If I take a good look at my 1:1 classes I can name many students who I would call leaders. Some are extroverts but more than a few are like Ellis; intelligent and inspiring introverts who under the right conditions have something to offer to the whole class.  They raise questions about films and leave me stunned with their thoughtful advice to classmates on blogs.  I can think back to past students who could have offered similar contributions, but lacked the tools and opportunities to do so. They had voices too.

You probably know a student like Ellis. Can you give them a voice? Can you help them speak louder or let more people hear them? We should strive to raise their voices above a whisper.
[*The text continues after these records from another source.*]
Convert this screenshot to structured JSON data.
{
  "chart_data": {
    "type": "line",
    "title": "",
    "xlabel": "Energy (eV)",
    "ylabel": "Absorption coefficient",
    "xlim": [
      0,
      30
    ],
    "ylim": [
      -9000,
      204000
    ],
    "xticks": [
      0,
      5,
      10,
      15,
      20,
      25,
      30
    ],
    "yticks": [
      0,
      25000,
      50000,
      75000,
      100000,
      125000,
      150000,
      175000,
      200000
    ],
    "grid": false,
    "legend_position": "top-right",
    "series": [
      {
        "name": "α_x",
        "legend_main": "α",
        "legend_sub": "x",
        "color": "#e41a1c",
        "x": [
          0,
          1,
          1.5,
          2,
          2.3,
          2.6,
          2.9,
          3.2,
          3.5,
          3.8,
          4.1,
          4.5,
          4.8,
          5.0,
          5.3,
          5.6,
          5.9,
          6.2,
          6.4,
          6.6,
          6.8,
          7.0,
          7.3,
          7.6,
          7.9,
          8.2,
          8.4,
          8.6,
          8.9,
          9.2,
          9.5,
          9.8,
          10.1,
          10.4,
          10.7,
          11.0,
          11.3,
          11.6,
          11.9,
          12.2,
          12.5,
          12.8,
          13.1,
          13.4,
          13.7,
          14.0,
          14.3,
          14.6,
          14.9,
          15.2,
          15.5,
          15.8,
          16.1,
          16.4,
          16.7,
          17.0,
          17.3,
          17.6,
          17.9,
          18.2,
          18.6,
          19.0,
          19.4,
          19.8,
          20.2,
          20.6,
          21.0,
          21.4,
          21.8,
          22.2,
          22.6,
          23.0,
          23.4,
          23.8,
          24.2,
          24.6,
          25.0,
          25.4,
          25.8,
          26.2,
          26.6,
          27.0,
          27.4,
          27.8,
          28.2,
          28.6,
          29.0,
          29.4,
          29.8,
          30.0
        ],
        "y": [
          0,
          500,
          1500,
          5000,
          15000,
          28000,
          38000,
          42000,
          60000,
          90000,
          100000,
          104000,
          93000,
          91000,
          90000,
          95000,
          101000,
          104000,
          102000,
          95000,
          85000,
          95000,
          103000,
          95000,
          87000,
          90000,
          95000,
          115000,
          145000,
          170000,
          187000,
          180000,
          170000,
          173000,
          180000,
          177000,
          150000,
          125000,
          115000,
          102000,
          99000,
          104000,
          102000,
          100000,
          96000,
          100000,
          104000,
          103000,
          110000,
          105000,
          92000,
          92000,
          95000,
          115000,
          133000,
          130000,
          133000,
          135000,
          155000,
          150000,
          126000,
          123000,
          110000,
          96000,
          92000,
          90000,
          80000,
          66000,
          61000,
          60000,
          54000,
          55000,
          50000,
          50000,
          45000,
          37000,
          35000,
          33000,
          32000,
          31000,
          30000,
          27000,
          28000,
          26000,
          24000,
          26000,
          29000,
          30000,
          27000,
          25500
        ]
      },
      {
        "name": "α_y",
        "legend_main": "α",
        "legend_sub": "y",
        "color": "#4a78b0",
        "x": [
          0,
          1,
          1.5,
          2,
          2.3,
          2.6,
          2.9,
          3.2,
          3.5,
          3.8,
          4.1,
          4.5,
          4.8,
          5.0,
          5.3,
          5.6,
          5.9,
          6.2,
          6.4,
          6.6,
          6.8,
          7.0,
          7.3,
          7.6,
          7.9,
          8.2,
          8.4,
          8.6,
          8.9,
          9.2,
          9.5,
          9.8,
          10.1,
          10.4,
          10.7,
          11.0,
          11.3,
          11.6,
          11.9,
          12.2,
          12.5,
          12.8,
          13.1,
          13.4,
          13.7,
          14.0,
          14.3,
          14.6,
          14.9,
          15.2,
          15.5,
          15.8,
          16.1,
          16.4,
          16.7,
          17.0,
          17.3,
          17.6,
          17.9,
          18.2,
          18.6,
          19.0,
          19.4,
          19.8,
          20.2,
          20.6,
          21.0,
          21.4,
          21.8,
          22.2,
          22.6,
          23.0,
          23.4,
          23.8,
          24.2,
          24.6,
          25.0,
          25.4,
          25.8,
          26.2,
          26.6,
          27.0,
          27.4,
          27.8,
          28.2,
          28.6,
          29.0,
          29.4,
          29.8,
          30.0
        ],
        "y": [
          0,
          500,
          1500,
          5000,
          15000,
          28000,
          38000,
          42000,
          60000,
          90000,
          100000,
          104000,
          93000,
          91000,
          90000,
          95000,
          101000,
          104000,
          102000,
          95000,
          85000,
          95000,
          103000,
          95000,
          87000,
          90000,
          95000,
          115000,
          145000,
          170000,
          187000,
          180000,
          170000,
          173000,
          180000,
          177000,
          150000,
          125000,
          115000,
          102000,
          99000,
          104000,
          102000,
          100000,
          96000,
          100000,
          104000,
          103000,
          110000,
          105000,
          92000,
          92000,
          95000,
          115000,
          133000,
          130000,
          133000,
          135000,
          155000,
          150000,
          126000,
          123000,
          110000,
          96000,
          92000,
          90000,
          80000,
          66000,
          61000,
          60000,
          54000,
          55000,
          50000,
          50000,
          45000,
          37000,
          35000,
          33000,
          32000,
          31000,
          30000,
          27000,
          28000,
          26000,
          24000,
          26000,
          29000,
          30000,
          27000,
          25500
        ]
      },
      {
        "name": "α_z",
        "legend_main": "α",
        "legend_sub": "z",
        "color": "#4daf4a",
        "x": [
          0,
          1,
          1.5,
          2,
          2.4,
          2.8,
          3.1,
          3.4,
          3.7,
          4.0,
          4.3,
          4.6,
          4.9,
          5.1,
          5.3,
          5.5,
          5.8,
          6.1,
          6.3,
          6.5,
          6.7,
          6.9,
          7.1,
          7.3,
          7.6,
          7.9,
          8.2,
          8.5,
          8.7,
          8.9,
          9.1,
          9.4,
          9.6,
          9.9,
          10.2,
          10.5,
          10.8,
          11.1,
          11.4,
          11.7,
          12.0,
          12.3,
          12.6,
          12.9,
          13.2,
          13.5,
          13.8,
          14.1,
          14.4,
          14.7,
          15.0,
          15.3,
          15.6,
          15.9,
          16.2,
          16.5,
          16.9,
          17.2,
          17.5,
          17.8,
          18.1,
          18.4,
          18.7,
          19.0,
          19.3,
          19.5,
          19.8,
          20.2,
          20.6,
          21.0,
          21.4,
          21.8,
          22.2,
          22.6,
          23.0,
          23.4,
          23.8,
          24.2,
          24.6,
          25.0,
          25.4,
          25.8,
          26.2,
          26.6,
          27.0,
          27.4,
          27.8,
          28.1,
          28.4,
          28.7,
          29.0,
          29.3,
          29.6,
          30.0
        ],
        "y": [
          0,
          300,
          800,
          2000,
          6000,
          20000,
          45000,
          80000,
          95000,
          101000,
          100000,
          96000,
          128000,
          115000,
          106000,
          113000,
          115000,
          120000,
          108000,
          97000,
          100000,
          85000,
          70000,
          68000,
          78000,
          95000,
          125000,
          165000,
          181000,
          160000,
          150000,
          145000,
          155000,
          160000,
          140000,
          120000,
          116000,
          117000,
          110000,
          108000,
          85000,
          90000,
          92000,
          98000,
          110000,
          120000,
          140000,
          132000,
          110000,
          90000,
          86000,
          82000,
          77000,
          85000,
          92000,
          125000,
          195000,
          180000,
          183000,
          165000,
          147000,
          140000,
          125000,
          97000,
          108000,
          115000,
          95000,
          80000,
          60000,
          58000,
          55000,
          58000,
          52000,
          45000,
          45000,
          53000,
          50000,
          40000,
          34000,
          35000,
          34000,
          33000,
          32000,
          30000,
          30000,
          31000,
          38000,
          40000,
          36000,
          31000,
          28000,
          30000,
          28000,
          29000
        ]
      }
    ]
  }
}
13 thoughts on “Voices for Introverts: A 1:1 Success

  1. I am an introvert. I sometimes have trouble speaking up in a group setting. For a start I have a soft voice, and people oftne just can’t hear me so it gets frustrating. Sometimes I don’t speak up because the conversation moves quickly and it takes a few moments for me to pull my thoughts together. Sometimes it is because I don’t really like everyone looking at me. It might help to tell the class what you will be discussing next week so the interovert can read up on it and be prepared. Put a suggestion box in the class and allow students to comment anonymously. Then allow a period at the beginning of each class to go over those comments. Stop students from punishing or mocking those who do speak up. I remember as a kid if I made a comment there would always be this little mocking voice in the background making fun of what I had said. This is quite discouraging. Did the teacher even hear that from the front of the class? Try sitting in the centre of the students to be more aware of what they are experiencing.
    I remember a local politician once came to our school. He was talking about the environment and he wanted our ideas. He started off by saying, and insisting, that there were no BAD ideas. All our ideas were valid. I found that very inspiring.


  2. Reblogged this on mpnENGAGED and commented:
    Love this. ” ” if I were to lose the devices (iPads) that that my students have I would mourn the loss not of the technology but of the voices that my students have gained through having them. “


  3. Thank you so much for writing this. You articulated so well my own experiences as an introvert attending school. Your students are so lucky to have such a kind, insightful teacher. Giving a voice to introverts is my life’s work (I coach introverted professionals how to develop and use their own unique voices) because adult introverts want and need to be heard too.

    The good news is that there is a real momentum about educating the masses about introversion thanks to wonderful writers like Susan Cain, author of Quiet, The Power of Introverts and Martin Laney Olsen, author of The Introvert Advantage. We still have a ways to go but I am encouraged.

    What you touched on is so deeply important. You created connection with your introverted student. This is an investment in her that will reap tremendous benefits for her. I sure wish I had someone like you as a teacher when I was growing up. 🙂

    Thank you for the work you do.


  4. My early career was with Bell Laboratories, a bastion of brilliant introverts. Over time I found introverts, can learn to speak confidently before large groups, and often times what they share is thoughtful and insightful. Extroverts gain energy from the crowd, not so introverts, but they can have a voice.I remember one colleague telling me how draining it was to teach a class. I’m often surprised by my second son who is quite shy, but powerful in email. Like all things, practice makes perfect.